The subsystem needs clear structural-change boundaries so parameter-only changes do not trigger broad resource churn.

Preview Coupling Risk

If preview remains too close to the render/playout path, it can continue to steal budget from output production even after the rest of the subsystem is cleaned up.

Readback Deadline Risk

The current async readback path still falls back to synchronous reads when the deadline is missed. That behavior may remain necessary, but RenderEngine should treat it as a degraded-path metric, not as an invisible normal case.

Overlay Complexity Risk

Render-local overlays are powerful, but they can become a hidden second state model if not kept clearly subordinate to committed snapshot state.

Open Questions

  • Should preview become a separate presenter helper inside RenderEngine, or remain a subordinate callback/output sink?
  • Where should screenshot capture live long-term: inside RenderEngine, or in a small render consumer layered on top of it?
  • Should shader compilation outputs be delivered to render as whole-framegraph rebuild packages, or incrementally by layer/pass?
  • How should input frame ownership work under load: newest-only, bounded queue, or policy selected by backend mode?
  • Should render expose one playout-ready frame at a time, or a bounded ring the backend drains directly?
  • What exact distinction should the snapshot provider publish between structural changes and parameter-only changes so render rebuilds stay cheap?

Phase 1 Exit Criteria For RenderEngine

For Phase 1, this subsystem design is sufficiently defined once the project agrees that:

  • render is the sole long-term owner of GL work
  • render consumes snapshots, not mutable runtime store objects
  • preview is subordinate to playout
  • feedback/history/overlays are render-local transient state
  • backend callbacks should converge toward dequeue/schedule behavior rather than direct rendering
  • current render responsibilities in OpenGLComposite, OpenGLRenderPipeline, and OpenGLVideoIOBridge are expected to migrate under this subsystem

Short Version

RenderEngine should become the subsystem that owns live GPU execution and nothing else.

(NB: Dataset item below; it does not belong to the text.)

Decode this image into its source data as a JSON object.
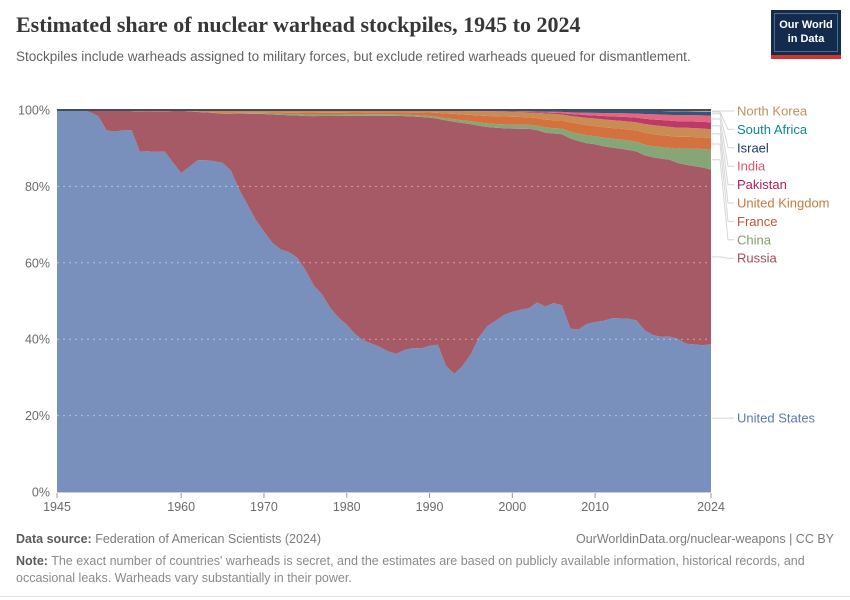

It consumes committed snapshots plus render-local overlays, owns the full GL lifecycle, produces preview and playout-ready frames, and publishes timing observations. It should not own persistence, control ingress, or hardware scheduling policy. If later phases hold to that line, timing work and render-state work can get cleaner without reintroducing the same cross-thread coupling in a different form.